Is creativity increased by more informal meetings?
According to a study where 42 000 office workers participated, this is not the case. The objective for the researchers in this study was to try the claim that open offices lead to increased interaction and thereby more spontaneous creativity at a work place. The final answer from the study was: no, spontaneous networking at the office does not increase creativity.
Instead of promoting creative conversations, the study showed that informal communication in open offices only leads to people hiding behind their headphones. “Our results categorically contradict that open offices improve communication between colleagues”, is what the researchers established.
Would you like more evidence? What about this this Harvard study showing that when companies changed to open office, interactions between colleagues declined as much as 76%, and the use of email and messages increased.
These studies focus particularly on noisy offices in open landscapes, but the studies indicate that open offices, which have often been designed to promote spontaneous informal communication, actually drive people apart.

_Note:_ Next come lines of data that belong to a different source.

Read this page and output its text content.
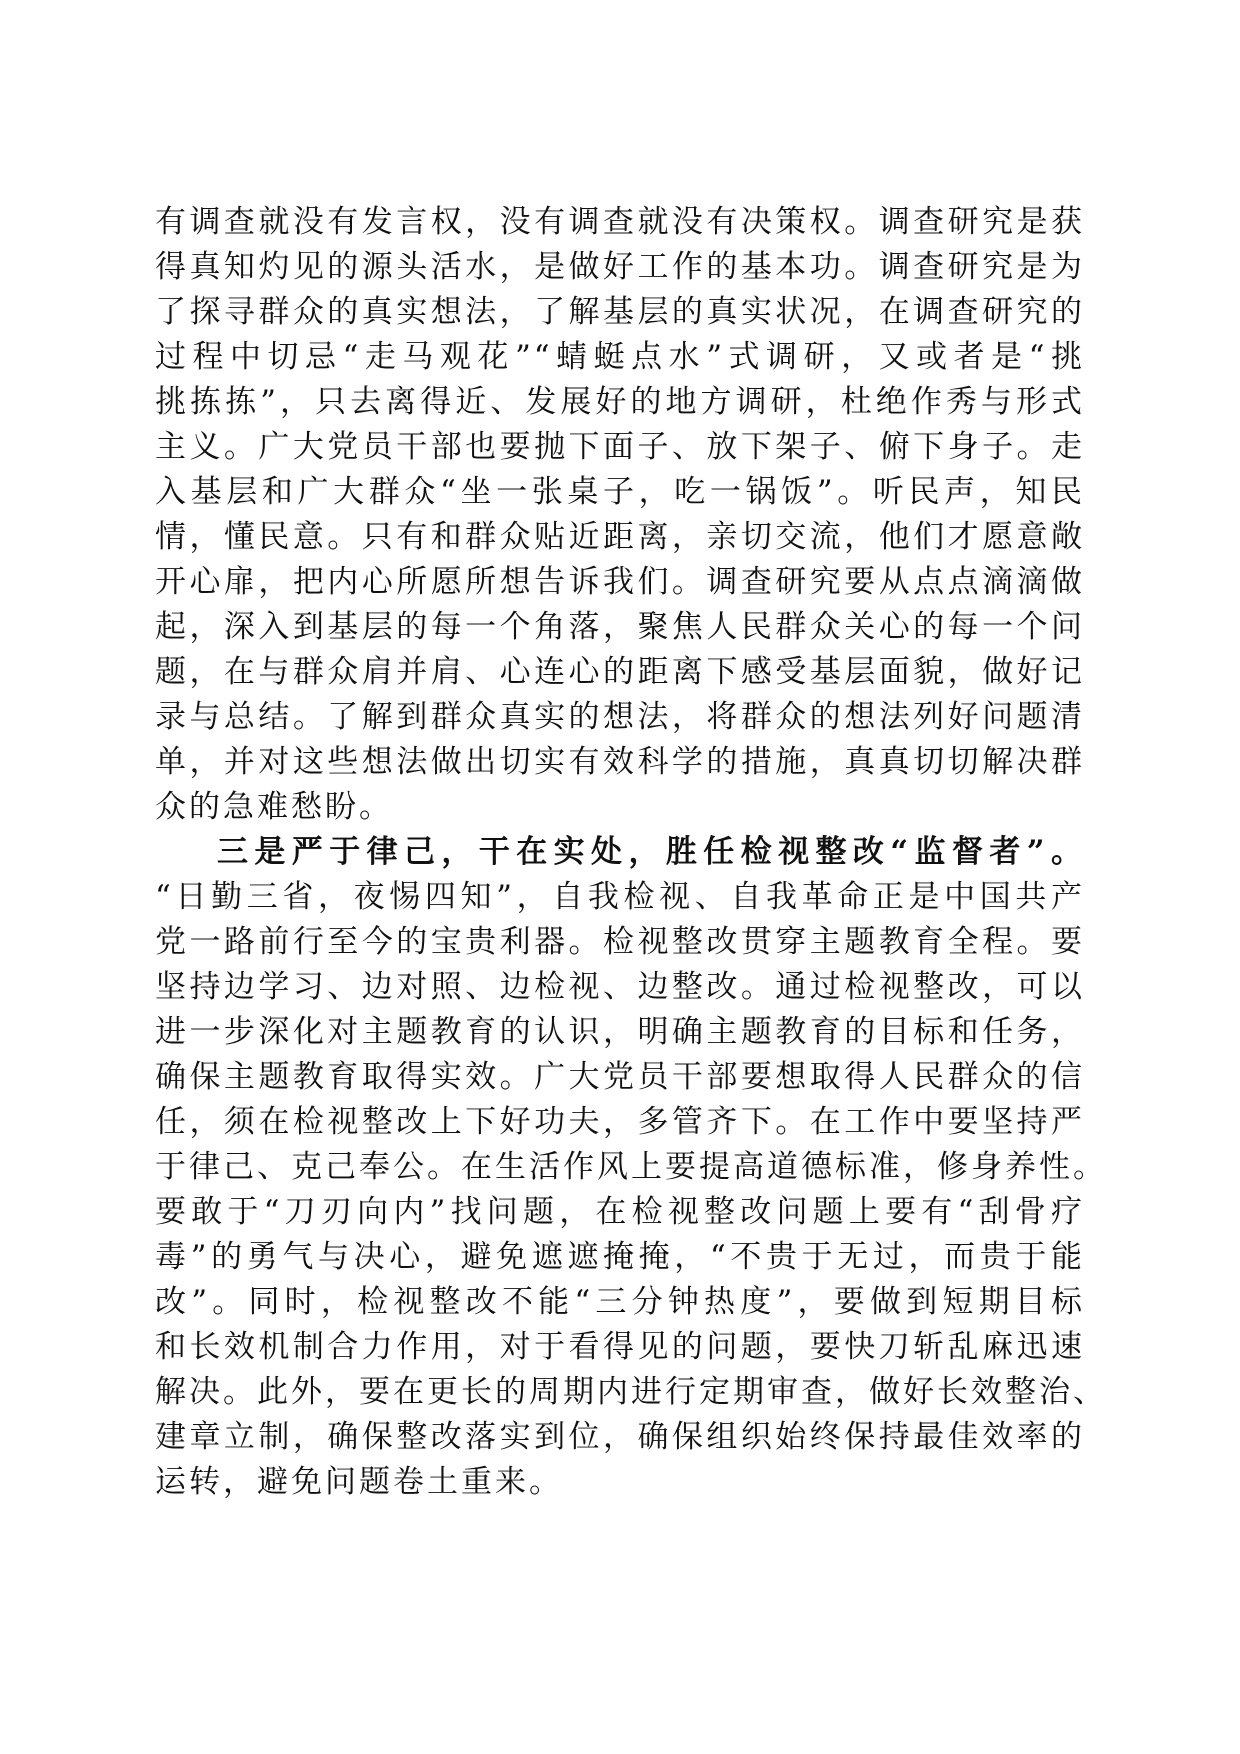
有调查就没有发言权，没有调查就没有决策权。调查研究是获
得真知灼见的源头活水，是做好工作的基本功。调查研究是为
了探寻群众的真实想法，了解基层的真实状况，在调查研究的
过程中切忌“走马观花”“蜻蜓点水”式调研，又或者是“挑
挑拣拣”，只去离得近、发展好的地方调研，杜绝作秀与形式
主义。广大党员干部也要抛下面子、放下架子、俯下身子。走
入基层和广大群众“坐一张桌子，吃一锅饭”。听民声，知民
情，懂民意。只有和群众贴近距离，亲切交流，他们才愿意敞
开心扉，把内心所愿所想告诉我们。调查研究要从点点滴滴做
起，深入到基层的每一个角落，聚焦人民群众关心的每一个问
题，在与群众肩并肩、心连心的距离下感受基层面貌，做好记
录与总结。了解到群众真实的想法，将群众的想法列好问题清
单，并对这些想法做出切实有效科学的措施，真真切切解决群
众的急难愁盼。
三是严于律己，干在实处，胜任检视整改“监督者”。
“日勤三省，夜惕四知”，自我检视、自我革命正是中国共产
党一路前行至今的宝贵利器。检视整改贯穿主题教育全程。要
坚持边学习、边对照、边检视、边整改。通过检视整改，可以
进一步深化对主题教育的认识，明确主题教育的目标和任务，
确保主题教育取得实效。广大党员干部要想取得人民群众的信
任，须在检视整改上下好功夫，多管齐下。在工作中要坚持严
于律己、克己奉公。在生活作风上要提高道德标准，修身养性。
要敢于“刀刃向内”找问题，在检视整改问题上要有“刮骨疗
毒”的勇气与决心，避免遮遮掩掩，“不贵于无过，而贵于能
改”。同时，检视整改不能“三分钟热度”，要做到短期目标
和长效机制合力作用，对于看得见的问题，要快刀斩乱麻迅速
解决。此外，要在更长的周期内进行定期审查，做好长效整治、
建章立制，确保整改落实到位，确保组织始终保持最佳效率的
运转，避免问题卷土重来。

Of course, this should not be a reason for not coming back to the office. Your team might like working in the office, and in an open landscape. The office might be less distracting than working from home for some people, or there might be special reasons why it is more practical to meet physically in your team. These are obviously factors that you should evaluate as well.
But if the main reason for driving a physical return to the office is that you think it leads to more spontaneous interaction, and thereby more creativity; perhaps you should think again.